Der Treppenturm der Alten Physik ist eingerüstet. Allerdings handelt es sich nicht um den Start der Sanierung des seit über zwölf Jahren leer stehenden Gebäudes. „Der Öffnungsmechanismus der Kuppel der Sternwarte muss repariert werden“, informiert Unisprecher Jan Meßerschmidt. Voraussetzung ist der Ausbau der Türen aus der Kuppel. Das soll nun mit Hilfe eines Kranes erfolgen. Aus Gründen der Arbeitssicherheit erfolgte die Aufstellung eines Gerüstes. Voraussichtlich beginnen die Reparaturarbeiten am 22. Januar. Sie werden etwa einen Monat dauern.

 Die historische Sternwartenkuppel vollendet in naher Zukunft ihr erstes Jahrhundert. 1924 hatten Prof. Friedrich Krüger und Alfred Klose die Initiative für die Einrichtung der Sternwarte auf dem schon zum Gebäude gehörenden Turm des Physikinstitutes ergriffen.

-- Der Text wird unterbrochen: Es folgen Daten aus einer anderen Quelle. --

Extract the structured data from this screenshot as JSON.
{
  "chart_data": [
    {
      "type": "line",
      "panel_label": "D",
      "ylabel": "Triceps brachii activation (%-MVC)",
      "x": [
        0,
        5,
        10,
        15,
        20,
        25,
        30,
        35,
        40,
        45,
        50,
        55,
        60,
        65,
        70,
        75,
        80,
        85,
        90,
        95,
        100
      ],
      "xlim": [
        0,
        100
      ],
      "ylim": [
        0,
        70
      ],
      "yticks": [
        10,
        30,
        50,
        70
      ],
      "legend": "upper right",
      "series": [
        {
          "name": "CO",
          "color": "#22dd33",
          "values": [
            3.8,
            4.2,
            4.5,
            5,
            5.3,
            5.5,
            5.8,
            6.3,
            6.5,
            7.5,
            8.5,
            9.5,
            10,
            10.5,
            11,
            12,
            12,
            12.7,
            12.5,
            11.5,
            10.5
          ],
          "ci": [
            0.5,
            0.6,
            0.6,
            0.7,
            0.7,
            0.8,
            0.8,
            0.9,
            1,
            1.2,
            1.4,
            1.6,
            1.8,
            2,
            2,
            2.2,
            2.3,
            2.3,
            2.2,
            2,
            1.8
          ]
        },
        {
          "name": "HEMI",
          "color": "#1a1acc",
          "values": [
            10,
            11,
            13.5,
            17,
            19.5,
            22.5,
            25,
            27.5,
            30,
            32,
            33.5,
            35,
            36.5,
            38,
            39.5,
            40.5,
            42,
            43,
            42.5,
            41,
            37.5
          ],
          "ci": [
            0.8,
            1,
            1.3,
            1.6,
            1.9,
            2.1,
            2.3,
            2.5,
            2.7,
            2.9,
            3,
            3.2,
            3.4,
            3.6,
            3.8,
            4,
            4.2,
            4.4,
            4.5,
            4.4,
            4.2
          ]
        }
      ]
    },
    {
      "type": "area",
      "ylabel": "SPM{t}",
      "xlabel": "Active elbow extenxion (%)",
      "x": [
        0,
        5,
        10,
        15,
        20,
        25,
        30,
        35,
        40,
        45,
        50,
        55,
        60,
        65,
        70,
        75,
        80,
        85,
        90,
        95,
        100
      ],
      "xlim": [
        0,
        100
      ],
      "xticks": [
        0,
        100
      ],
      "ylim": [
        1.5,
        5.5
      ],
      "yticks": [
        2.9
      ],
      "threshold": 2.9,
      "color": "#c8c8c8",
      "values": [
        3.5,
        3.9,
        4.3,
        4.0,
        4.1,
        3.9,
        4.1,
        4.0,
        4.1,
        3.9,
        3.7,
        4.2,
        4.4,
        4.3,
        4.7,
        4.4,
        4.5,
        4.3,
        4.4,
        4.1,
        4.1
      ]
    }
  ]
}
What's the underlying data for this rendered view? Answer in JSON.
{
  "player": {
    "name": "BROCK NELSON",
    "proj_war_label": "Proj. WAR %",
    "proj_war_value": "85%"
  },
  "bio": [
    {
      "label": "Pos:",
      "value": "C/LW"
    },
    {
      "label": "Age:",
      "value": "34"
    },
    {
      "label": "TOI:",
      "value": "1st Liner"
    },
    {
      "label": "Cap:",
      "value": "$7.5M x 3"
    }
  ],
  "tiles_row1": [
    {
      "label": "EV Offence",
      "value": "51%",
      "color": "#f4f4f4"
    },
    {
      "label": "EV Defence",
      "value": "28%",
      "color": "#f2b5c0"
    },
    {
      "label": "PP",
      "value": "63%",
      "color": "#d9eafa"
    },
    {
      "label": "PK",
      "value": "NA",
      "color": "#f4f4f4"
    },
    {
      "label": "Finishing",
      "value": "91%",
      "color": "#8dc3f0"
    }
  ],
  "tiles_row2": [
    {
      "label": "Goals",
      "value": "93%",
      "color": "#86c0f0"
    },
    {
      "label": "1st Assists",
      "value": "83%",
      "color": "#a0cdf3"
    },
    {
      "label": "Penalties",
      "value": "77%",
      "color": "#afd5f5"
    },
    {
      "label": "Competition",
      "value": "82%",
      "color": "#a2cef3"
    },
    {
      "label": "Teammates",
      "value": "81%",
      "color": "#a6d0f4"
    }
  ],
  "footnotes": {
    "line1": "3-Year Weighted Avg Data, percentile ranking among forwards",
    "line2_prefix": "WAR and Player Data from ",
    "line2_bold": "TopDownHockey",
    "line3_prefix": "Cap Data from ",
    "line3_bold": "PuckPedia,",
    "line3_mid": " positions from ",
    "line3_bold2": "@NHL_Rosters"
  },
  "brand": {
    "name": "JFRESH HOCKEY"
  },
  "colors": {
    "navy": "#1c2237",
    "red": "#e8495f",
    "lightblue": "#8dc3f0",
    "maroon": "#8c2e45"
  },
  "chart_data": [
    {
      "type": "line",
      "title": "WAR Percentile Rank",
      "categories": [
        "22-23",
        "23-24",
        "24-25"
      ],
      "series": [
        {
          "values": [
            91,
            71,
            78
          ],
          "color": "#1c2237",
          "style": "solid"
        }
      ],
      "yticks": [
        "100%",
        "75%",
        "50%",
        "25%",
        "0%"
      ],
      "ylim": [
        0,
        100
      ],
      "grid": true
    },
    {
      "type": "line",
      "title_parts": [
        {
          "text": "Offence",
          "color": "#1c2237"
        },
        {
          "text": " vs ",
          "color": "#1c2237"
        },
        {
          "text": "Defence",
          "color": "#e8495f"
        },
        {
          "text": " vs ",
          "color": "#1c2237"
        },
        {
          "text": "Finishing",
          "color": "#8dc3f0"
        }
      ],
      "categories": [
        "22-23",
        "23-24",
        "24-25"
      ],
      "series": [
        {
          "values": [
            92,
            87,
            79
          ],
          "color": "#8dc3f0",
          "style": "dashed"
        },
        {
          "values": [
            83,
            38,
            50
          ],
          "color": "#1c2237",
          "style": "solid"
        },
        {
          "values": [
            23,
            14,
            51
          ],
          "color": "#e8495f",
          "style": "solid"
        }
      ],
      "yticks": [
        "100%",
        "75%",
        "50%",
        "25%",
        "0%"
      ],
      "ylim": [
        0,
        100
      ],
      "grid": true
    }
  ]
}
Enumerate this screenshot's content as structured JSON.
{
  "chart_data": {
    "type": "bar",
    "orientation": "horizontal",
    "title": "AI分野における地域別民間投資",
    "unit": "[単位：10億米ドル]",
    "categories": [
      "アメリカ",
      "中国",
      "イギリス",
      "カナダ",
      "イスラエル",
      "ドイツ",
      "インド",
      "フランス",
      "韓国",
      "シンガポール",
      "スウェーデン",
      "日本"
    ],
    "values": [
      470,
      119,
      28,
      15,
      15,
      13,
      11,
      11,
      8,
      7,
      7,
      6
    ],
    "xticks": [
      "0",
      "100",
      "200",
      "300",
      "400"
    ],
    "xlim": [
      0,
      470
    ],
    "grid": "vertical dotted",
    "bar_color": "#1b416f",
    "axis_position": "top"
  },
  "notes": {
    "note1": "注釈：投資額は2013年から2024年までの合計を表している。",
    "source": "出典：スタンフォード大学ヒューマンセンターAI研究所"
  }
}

Uni will bis zu 8,4 Millionen Euro der für Alte Physik geben

Einen Termin für die angestrebte Sanierung des 1891 eingeweihten denkmalgeschützten Alten Physik gibt es noch nicht. Allerdings hat der Senat im Dezember beschlossen, bis zu 8,4 Millionen Euro aus Körperschaftsmitteln der Hochschule zur Sicherung der Finanzierung bereitzustellen. Das sind die Gelder, die die Universität über ihren umfangreichen Besitz von Acker- und Waldflächen sowie mit Immobilien einnimmt.

Mit Hilfe des Körperschaftsvermögens hat die Hochschule auch schon andere Gebäude ermöglicht, die zumindest nicht kurzfristig mit Landesmitteln möglich gewesen wären. Aktuell profitiert das frühere Universitätskrankenhaus in der Loefflerstraße.

Verhandlungen mit Land vorgesehen

An der Sanierung der Alten Physik will sich der Bund beteiligen. Der Haushaltsauschuss des Bundestages hat im Dezember 7,8 Millionen Euro für die Sanierung bereitgestellt. Das ist knapp die Hälfte der laut Vorpommernstaatssekretär Patrick Dahlemann (SPD) rund 16 Millionen Euro, die nach aktuellen Schätzungen benötigt werden.

Die Zusage der Uni für Körperschaftsmittel sei an Vorbehalte geknüpft, betont Unisprecher Meßerschmidt. Diese seien die Basis für weitere Gespräche mit dem Land über die nächsten Schritte zur Sanierung des Gebäudes.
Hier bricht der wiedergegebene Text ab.